Rabbi Menachem Brod, Chabad’s spokesman in Israel, noted Thursday that the late Lubavitcher rebbe, Menachem Mendel Schneerson, accurately depicted the two tablets as perfect squares as early as the 1940s, in writings for Chabad youth, and said many Chabad synagogues  now feature the accurate artistic representations of the tablets. He said the image of the tablets had been skewed over the centuries in Christian tradition, and it was time for the Jews to reclaim the true representation of the two stones.

Brod was speaking in an Army Radio interview on the day after the Shavuot festival, which commemorates the giving of the Torah at Mount Sinai. In the Diaspora, Shavuot is celebrated for two days — Wednesday and Thursday, this year.

As detailed in the Talmud, the two tablets were eight tefahim wide and high — perfect squares, Brod said — equal to about 24 centimeters or eight inches, and four tefahim deep, with sharp, not curved, corners.

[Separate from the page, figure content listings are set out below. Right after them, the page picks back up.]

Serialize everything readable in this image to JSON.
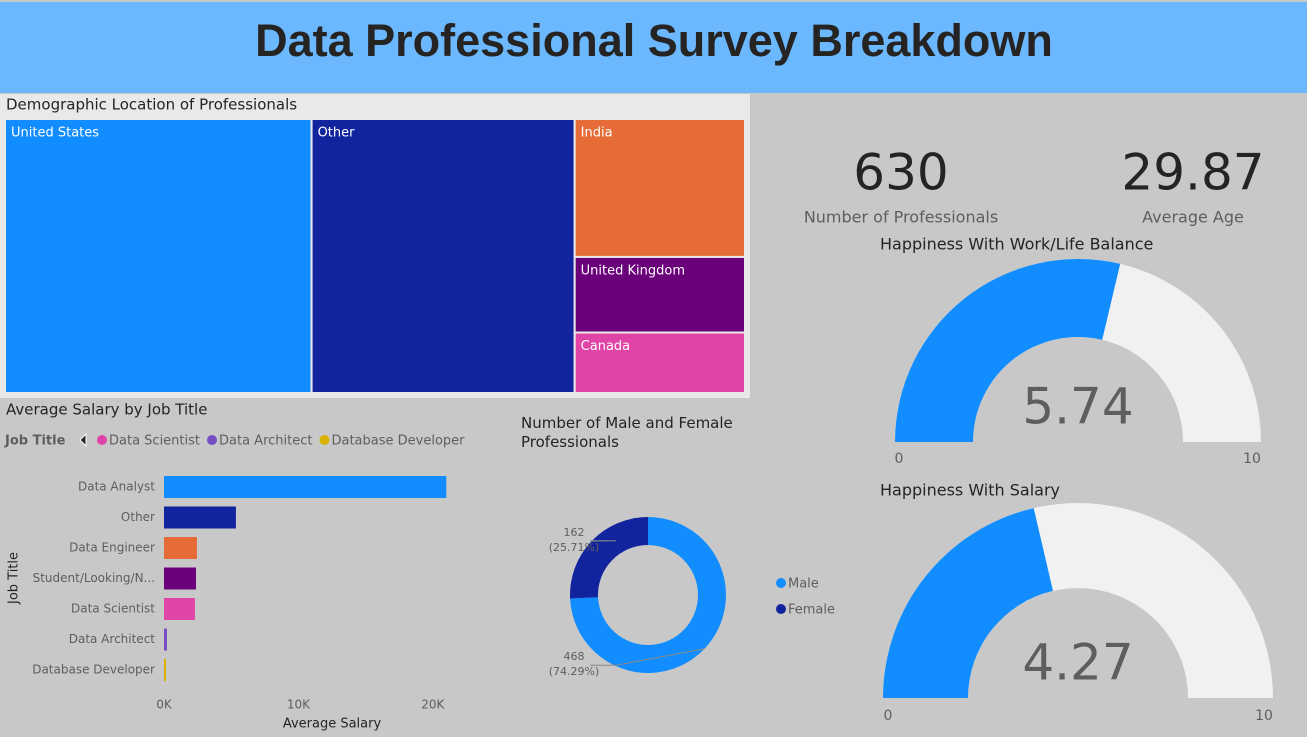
{
  "title": "Data Professional Survey Breakdown",
  "chart_data": [
    {
      "type": "treemap",
      "title": "Demographic Location of Professionals",
      "categories": [
        "United States",
        "Other",
        "India",
        "United Kingdom",
        "Canada"
      ],
      "values": [
        261,
        224,
        73,
        40,
        32
      ],
      "colors": [
        "#118dff",
        "#12239e",
        "#e66c37",
        "#6b007b",
        "#e044a7"
      ]
    },
    {
      "type": "card",
      "value": 630,
      "label": "Number of Professionals"
    },
    {
      "type": "card",
      "value": 29.87,
      "label": "Average Age"
    },
    {
      "type": "gauge",
      "title": "Happiness With Work/Life Balance",
      "value": 5.74,
      "ylim": [
        0,
        10
      ],
      "yticks": [
        0,
        10
      ],
      "color": "#118dff",
      "track_color": "#f1f1f1"
    },
    {
      "type": "gauge",
      "title": "Happiness With Salary",
      "value": 4.27,
      "ylim": [
        0,
        10
      ],
      "yticks": [
        0,
        10
      ],
      "color": "#118dff",
      "track_color": "#f1f1f1"
    },
    {
      "type": "bar",
      "orientation": "horizontal",
      "title": "Average Salary by Job Title",
      "legend": {
        "title": "Job Title",
        "items": [
          "Data Scientist",
          "Data Architect",
          "Database Developer"
        ],
        "colors": [
          "#e044a7",
          "#744ec2",
          "#d9b300"
        ]
      },
      "categories": [
        "Data Analyst",
        "Other",
        "Data Engineer",
        "Student/Looking/N...",
        "Data Scientist",
        "Data Architect",
        "Database Developer"
      ],
      "values": [
        21000,
        5350,
        2450,
        2380,
        2300,
        220,
        150
      ],
      "colors": [
        "#118dff",
        "#12239e",
        "#e66c37",
        "#6b007b",
        "#e044a7",
        "#744ec2",
        "#d9b300"
      ],
      "xlim": [
        0,
        21500
      ],
      "xticks": [
        {
          "value": 0,
          "label": "0K"
        },
        {
          "value": 10000,
          "label": "10K"
        },
        {
          "value": 20000,
          "label": "20K"
        }
      ],
      "xlabel": "Average Salary",
      "ylabel": "Job Title"
    },
    {
      "type": "pie",
      "donut": true,
      "title": "Number of Male and Female Professionals",
      "categories": [
        "Male",
        "Female"
      ],
      "values": [
        468,
        162
      ],
      "percent_labels": [
        "(74.29%)",
        "(25.71%)"
      ],
      "colors": [
        "#118dff",
        "#12239e"
      ]
    }
  ]
}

According to the biblical narrative, the first set was smashed by Moses, enraged at the sight of the Golden Calf, and the second set safeguarded in the Ark of the Covenant, later placed in the Temple in Jerusalem.

Michelangelo's Moses, 1513-15, at San Pietro in Vincoli, Rome (photo credit: Patricio.lorente/Wikipedia Commons)
Michelangelo’s Moses, 1513-15, at San Pietro in Vincoli, Rome (photo credit: Patricio.lorente/Wikipedia Commons)

Michelangelo’s iconic statue, which mistranslates the word keren and depicts Moses with “horns” rather than “rays” of light following his mountaintop encounter with the Lord, shows the Israelite leader apparently protecting the accurately sculpted sharp-edged tablets under his right hand and arm, while his features in many interpretations reflect his fury at having discovered his people worshiping the Golden Calf they have fashioned in his absence.

Rembrandt's Moses with the Ten Commandments,1659, Germaldegalerie, Staatliche Museen, Berlin (photo credit: Google Art Poject / Wikipedia Commons)
Rembrandt’s Moses with the Ten Commandments,1659, Germaldegalerie, Staatliche Museen, Berlin (photo credit: Google Art Poject / Wikipedia Commons)

Some 150 years later, Rembrandt was depicting Moses holding rounded tablets aloft.